Many of Scotland’s best-known folk music stars have joined protests by Gaelic scholars, lecturers and politicians over plans by the University of Aberdeen to axe its languages courses.
Award-winning Gaelic and Doric singers such as Iona Fyfe, Mary Ann Kennedy and Julie Fowlis have described the university’s proposals as “a staggering act of cultural vandalism”, with protests now escalating among students and teaching staff.
Aberdeen’s Gaelic teaching dates back to its founding in 1495, and critics of the planned closure said the university had since played a vital role in supporting Gaelic tuition, arts and literature, attracting students from Japan, the US, Germany and Canada.
Echoing protests from Gaelic scholars, the Royal Celtic Society, a cultural society whose patron is Princess Anne, said axing Gaelic degrees would have “grave consequences” for Aberdeen’s reputation and could leave the university in breach of its statutory duties.
It could exacerbate a Scotland-wide crisis in Gaelic and modern languages teaching in schools, and damage prospects for students in the Highlands and islands at a time when Gaelic is in crisis, the society added.
“The society is at a loss to understand how this situation has come to pass,” it said.
Fyfe, a Doric singer and former Scottish traditional musician of the year brought up near Aberdeen, told the university the closures would have a “devastating impact” on the north-east of Scotland. “Language is culture; it is our way of understanding different customs, traditions and cultures. We are all culturally richer for these degree courses,” she said.
Aberdeen, one of Scotland’s four “ancient” universities, is in the grip of a financial crisis after it failed to arrest a fall in student numbers, particularly from overseas, alongside the effects of rising costs and the burden of servicing its borrowing.
In an effort to cut an overall deficit it has proposed deep cuts to its school of language, literature, music and visual culture (LLMVC), axing degree courses in Gaelic, Spanish, German and French. Instead, modern languages teaching will be elective or offered in joint degrees with other departments.
The university argues that a recent slump in students studying languages – falling to 27 this year from 62 in 2021 – and the costs of a large teaching staff have made the department “unsustainable in its present form”. The department will be in deficit this academic year by £1.64m.
The staff affected accuse managers of using misleading data on enrolments, student-staff ratios and the department’s research successes. Student recruitment has fallen by 450 across the university, which raises significant questions about its leadership overall, they argue.
The cuts to modern languages also prompted protests from the French, German, Spanish and Italian consulates in Scotland. In a joint letter last month, the diplomats said: “In a time of widespread budgetary constraints, we believe it is important to defend and preserve linguistic and cultural studies as an essential part of the university’s commitment to humanities.”
Marcas Mac an Tuairneir, a Gaelic editor trained at Aberdeen, originally from York, said the Celtic studies at the university were essential to the survival of Gaelic language and culture in Aberdeen.

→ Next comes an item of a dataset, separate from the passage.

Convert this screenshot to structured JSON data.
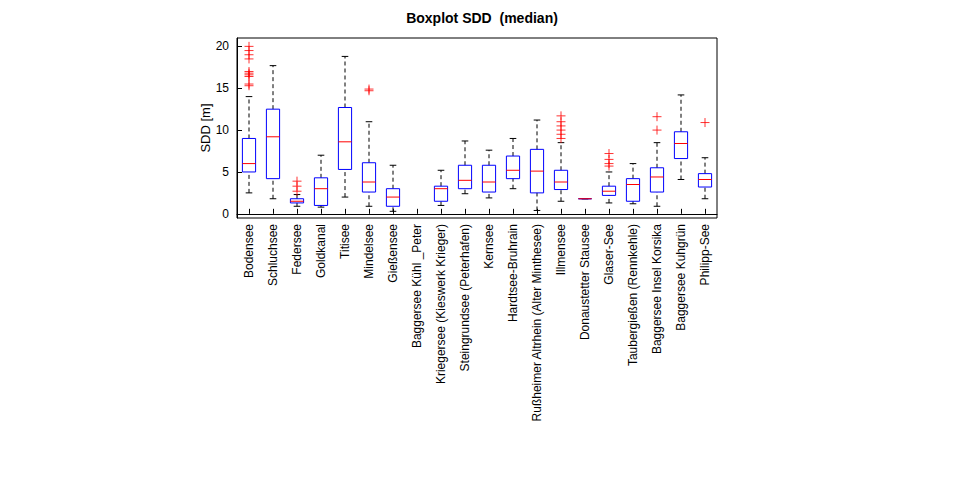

It was “the axis on which everything to do with Gaelic in the city spins”, he said. “Without the department, there would be no Celtic society which provides a haven for Gaelic-speaking students to get together outside the classroom.”
A petition on change.org calling for the cuts threat to be lifted has more than 10,000 signatures. On Wednesday the university’s senate, a representative body, voted overwhelmingly for the review to be halted to allow for alternatives to be investigated.
Opponents of the cuts now fear the university’s court, its governing body, will agree at an emergency meeting on Tuesday 15 December not to get involved. It is expected to devolve the decision to the steering group that has proposed the cuts.
A university spokesperson said: “These are difficult and uncertain times for universities as they deal with the impact of the sharp decline in the numbers of young people studying languages. The university remains committed to teaching languages but is exploring how this can be done sustainably.
“[We] are unfortunately not in a position to make a commitment to the continuation of our current provision given the long-term and accelerating reduction in enrolments for degrees in modern languages.”